Sürdürülebilir bir pazarlama ve marka yönetimi için en güçlü aracın, gerçek durumu anlamak ve anlatmak olduğunu aktaran Bolat, “Bu kapsamda strateji geliştirmek, hedef kitleyle iletişimi doğru kurmak, paydaşları harekete geçirmek ve etki yaratabilmek için gerçek durumu anlatan çok yönlü ve detaylı verilere ihtiyaç duyulur. Sürdürülebilir pazarlamada en kritik nokta, hikâyeyi iyi anlatmak, samimi olmak ve ikna etmek” şeklinde konuştu.

Yapılan araştırmaların, sürdürülebilir yaşam pratiklerine yönelik talebin hızla arttığını gösterdiğini söyleyen Bolat, “Bu artış bölgeden bölgeye, kültürden kültüre değişse de sürdürülebilir yaşam biçimlerine eğilim, tüketicinin markalardan da taleplerini beraberinde getiriyor. İklim krizinin etkilerini tecrübe ettikçe, insanların daha sağlıklı bir gezegende yaşama arzuları giderek artıyor. Sürdürülebilir ürünlere yönelik Google aramalarının 2016-2021 arasında yüzde 71 artması, bu gerçekliği teyit ediyor. Diğer taraftan, markanın uyguladığı strateji ve belirlediği hedef ile uygulamalarının, hedef kitle tarafından benimsenmesi ve takip edilmesi, sürdürülebilir pazarlamanın hedefe ulaşması için temel şart durumunda. Bu yüzden, ‘hedef kitle/müşteri, sürdürülebilir pazarlamada önemli bir paydaş’ olarak konumlandırılmalı” cümlelerine yer verdi.

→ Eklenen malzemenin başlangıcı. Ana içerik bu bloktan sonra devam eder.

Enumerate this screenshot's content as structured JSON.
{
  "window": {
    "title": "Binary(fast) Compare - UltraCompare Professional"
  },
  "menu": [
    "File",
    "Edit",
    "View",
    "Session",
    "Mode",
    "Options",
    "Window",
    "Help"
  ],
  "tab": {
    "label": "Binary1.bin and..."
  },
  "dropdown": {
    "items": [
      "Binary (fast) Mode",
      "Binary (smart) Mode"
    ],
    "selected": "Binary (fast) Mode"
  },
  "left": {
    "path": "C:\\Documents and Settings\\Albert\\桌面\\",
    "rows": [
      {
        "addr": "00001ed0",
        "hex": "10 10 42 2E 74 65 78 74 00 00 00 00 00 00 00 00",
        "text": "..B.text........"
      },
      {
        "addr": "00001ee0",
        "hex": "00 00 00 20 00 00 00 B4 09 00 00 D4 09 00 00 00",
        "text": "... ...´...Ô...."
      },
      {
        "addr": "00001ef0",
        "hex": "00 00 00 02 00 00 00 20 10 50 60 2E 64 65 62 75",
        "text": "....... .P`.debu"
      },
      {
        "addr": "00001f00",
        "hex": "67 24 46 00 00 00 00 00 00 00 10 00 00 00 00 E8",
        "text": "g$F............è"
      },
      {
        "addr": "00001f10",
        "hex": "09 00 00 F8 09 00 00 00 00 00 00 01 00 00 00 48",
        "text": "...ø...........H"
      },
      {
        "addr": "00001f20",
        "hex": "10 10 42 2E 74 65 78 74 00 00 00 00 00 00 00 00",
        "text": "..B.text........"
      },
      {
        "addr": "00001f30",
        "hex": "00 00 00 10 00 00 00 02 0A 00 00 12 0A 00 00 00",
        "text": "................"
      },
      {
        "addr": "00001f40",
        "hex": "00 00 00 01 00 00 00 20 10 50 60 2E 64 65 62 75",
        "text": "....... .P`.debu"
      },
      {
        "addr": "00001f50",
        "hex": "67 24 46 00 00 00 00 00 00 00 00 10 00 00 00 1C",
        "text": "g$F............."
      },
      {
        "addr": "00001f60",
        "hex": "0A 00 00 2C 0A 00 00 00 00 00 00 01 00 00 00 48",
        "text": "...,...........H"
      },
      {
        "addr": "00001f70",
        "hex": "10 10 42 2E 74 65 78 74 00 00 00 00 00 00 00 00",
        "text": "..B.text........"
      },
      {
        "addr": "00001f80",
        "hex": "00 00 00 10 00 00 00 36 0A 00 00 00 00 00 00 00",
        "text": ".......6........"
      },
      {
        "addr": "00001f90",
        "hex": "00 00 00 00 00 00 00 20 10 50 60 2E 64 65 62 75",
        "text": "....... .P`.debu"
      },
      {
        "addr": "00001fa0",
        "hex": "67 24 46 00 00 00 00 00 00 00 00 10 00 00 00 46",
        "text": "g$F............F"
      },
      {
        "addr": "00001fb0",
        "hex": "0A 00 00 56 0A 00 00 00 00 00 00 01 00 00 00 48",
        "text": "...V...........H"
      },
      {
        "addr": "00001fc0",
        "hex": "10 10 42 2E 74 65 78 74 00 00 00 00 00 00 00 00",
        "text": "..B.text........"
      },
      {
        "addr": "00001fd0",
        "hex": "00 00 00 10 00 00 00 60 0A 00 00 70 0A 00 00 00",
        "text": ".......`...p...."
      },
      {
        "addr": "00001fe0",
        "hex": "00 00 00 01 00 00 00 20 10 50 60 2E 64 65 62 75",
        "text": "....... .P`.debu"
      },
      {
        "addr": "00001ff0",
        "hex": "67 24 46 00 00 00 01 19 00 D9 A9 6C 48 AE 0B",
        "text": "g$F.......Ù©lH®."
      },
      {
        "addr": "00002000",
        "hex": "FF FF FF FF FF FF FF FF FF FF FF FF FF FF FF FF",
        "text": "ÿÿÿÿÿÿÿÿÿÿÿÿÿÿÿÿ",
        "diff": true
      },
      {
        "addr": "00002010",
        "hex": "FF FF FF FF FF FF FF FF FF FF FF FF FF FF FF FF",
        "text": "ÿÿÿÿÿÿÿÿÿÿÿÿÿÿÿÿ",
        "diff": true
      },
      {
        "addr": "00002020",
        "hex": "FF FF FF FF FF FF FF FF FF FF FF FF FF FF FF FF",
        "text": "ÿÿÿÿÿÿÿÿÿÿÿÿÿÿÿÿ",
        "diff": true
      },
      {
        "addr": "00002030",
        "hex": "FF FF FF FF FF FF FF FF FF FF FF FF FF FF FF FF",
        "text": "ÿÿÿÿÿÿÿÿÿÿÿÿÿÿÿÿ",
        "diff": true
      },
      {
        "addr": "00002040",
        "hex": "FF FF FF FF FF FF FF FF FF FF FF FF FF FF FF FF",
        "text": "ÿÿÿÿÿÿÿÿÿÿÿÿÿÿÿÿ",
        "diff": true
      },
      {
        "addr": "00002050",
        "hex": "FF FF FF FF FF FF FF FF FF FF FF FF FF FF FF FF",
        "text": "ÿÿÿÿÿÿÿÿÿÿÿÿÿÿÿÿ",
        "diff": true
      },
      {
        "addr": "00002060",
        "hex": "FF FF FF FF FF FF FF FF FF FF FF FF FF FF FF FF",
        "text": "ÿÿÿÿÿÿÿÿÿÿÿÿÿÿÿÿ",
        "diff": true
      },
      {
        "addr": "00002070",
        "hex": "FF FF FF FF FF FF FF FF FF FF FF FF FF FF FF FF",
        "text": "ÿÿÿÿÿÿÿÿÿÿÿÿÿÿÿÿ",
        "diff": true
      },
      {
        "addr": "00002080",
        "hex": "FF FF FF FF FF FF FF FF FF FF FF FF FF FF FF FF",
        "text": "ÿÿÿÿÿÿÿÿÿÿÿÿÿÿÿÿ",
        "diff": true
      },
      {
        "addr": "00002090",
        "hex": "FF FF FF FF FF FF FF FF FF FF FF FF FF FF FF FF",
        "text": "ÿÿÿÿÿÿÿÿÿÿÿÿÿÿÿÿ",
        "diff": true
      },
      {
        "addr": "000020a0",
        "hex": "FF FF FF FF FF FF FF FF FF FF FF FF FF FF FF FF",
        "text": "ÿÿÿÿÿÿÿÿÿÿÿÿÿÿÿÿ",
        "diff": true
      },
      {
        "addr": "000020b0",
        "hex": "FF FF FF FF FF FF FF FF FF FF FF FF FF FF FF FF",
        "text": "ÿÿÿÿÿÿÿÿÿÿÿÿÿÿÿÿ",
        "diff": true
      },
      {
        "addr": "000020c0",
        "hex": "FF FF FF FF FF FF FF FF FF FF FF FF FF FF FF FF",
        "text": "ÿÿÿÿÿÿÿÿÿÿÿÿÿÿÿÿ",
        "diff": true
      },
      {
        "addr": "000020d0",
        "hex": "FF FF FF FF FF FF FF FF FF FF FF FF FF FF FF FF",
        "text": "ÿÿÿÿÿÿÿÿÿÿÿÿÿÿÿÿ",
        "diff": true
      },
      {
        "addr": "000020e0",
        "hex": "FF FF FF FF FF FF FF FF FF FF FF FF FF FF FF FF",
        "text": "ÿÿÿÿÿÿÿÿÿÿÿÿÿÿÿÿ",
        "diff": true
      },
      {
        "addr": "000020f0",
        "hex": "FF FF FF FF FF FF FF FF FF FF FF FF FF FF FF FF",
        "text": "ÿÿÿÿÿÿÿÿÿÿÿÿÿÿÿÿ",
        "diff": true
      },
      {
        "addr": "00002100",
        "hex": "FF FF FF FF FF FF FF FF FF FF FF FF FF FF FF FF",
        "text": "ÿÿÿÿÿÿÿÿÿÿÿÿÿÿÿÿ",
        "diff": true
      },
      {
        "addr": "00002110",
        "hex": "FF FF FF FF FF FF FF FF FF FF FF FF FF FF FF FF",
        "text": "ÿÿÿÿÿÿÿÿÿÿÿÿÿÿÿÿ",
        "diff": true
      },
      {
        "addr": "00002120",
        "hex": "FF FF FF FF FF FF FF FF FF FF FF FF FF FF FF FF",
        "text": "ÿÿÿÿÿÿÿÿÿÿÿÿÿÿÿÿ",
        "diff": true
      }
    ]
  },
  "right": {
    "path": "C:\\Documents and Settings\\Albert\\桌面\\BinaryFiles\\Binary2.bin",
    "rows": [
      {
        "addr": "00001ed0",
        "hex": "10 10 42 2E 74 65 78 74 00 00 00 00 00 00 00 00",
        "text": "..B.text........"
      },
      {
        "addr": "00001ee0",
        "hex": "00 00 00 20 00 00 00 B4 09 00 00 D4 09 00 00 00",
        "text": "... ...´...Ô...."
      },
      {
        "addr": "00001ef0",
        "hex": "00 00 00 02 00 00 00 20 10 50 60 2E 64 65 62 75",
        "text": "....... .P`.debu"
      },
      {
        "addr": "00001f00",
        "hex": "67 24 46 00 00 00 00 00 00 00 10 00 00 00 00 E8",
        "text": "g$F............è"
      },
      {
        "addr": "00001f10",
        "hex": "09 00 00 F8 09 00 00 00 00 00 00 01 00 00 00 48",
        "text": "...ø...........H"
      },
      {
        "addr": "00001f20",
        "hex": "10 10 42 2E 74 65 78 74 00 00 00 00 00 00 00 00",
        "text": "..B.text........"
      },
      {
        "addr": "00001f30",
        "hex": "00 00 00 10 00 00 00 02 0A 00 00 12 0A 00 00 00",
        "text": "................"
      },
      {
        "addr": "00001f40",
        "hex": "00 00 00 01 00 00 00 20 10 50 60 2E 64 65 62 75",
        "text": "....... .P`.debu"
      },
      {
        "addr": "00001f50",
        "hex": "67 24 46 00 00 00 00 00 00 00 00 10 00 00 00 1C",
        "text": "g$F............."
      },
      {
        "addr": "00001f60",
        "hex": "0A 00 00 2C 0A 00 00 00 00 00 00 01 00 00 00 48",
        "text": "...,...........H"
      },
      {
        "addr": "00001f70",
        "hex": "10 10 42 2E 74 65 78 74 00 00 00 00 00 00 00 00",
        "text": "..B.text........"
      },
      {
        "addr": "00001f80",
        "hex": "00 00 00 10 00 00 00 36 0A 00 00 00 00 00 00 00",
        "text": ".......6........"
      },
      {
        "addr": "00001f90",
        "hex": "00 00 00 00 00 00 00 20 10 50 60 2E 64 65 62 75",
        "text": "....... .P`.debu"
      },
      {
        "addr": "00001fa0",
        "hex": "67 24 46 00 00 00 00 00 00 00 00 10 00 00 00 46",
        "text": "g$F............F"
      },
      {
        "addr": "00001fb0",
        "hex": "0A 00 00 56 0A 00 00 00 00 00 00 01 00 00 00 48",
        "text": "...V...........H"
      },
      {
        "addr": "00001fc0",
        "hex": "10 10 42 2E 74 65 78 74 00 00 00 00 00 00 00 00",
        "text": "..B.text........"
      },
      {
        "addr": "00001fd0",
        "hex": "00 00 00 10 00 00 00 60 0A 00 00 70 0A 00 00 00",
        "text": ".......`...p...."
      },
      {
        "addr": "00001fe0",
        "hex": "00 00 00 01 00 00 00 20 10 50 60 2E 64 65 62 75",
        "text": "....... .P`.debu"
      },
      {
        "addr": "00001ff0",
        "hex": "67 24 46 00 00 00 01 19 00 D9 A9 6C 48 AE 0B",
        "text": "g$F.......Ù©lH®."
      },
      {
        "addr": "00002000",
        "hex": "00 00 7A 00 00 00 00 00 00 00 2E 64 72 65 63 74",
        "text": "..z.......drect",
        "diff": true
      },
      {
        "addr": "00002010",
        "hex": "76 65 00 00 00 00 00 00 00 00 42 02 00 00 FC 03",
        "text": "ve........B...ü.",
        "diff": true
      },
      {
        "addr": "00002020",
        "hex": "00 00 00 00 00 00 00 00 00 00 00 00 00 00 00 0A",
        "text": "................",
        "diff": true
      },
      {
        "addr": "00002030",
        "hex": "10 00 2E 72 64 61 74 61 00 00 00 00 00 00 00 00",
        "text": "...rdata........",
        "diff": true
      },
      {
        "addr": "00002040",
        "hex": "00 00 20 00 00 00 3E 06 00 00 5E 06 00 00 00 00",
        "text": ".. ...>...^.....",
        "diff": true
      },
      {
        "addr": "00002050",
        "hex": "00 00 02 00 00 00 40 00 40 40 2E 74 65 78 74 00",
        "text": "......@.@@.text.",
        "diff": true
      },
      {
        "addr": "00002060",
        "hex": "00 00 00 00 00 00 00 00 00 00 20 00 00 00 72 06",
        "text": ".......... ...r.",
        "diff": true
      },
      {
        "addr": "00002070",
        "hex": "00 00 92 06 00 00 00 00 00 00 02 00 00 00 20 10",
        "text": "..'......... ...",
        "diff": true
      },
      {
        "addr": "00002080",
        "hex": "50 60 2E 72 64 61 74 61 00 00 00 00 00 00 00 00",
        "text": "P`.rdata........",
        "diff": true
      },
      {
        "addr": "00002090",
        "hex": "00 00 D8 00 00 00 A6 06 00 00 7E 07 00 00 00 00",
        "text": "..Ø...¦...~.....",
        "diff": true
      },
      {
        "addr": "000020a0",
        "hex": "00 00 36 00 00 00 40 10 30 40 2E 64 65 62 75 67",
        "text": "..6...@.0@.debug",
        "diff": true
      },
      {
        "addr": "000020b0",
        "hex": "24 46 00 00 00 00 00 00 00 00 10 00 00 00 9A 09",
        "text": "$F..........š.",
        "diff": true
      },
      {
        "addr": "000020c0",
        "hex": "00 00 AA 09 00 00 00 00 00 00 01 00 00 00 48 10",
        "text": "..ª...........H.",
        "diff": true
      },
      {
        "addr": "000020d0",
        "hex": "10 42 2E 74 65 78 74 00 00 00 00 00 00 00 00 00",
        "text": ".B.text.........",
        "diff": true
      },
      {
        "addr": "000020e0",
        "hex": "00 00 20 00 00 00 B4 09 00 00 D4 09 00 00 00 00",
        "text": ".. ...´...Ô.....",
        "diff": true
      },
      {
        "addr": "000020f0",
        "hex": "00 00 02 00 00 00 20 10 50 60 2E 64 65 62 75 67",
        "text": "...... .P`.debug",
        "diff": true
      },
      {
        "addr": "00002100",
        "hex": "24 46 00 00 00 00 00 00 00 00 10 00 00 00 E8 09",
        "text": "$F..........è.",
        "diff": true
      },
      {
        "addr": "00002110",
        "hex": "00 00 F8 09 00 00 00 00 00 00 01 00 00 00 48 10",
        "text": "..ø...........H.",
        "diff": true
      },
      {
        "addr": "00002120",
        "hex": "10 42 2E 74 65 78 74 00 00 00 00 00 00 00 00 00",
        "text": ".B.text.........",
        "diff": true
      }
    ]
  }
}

“Covid-19 pazarlama anlayışını değiştirdi”

Empati yapılması, karşılıklı saygı ve birlikte paylaşma değerlerine sahip çıkılması gibi değerlere işaret eden Bolat, “Bu dünya hepimize yeter, gelecek nesillere borcumuzun olduğunu unutmamalıyız gibi temel değerler etrafında birleşmeliyiz. Covid-19 salgınının tüketim alışkanlıkları ve tüketici davranışlarının yanında pazarlama anlayışını da değiştirdiği görülüyor. İşin ahlaki tarafında bir dezenformasyona yol açtığı da söylenebilir. Bu süreçte, stokçuluk, başkalarının ürünlerine el koyma, fırsatçılık, tamahkârlık gibi kötücül anlayış ve uygulamalar, ticaret ahlakında ciddi zafiyetler maalesef oluşmuş. Ahlaki kaygıları gözeten, toplumsal faydayı göz ardı etmeyen, çevreye duyarlı ve gelecek nesilleri ihmal etmeyen sürdürülebilir bir pazarlama anlayışı temenni ediyorum” dedi.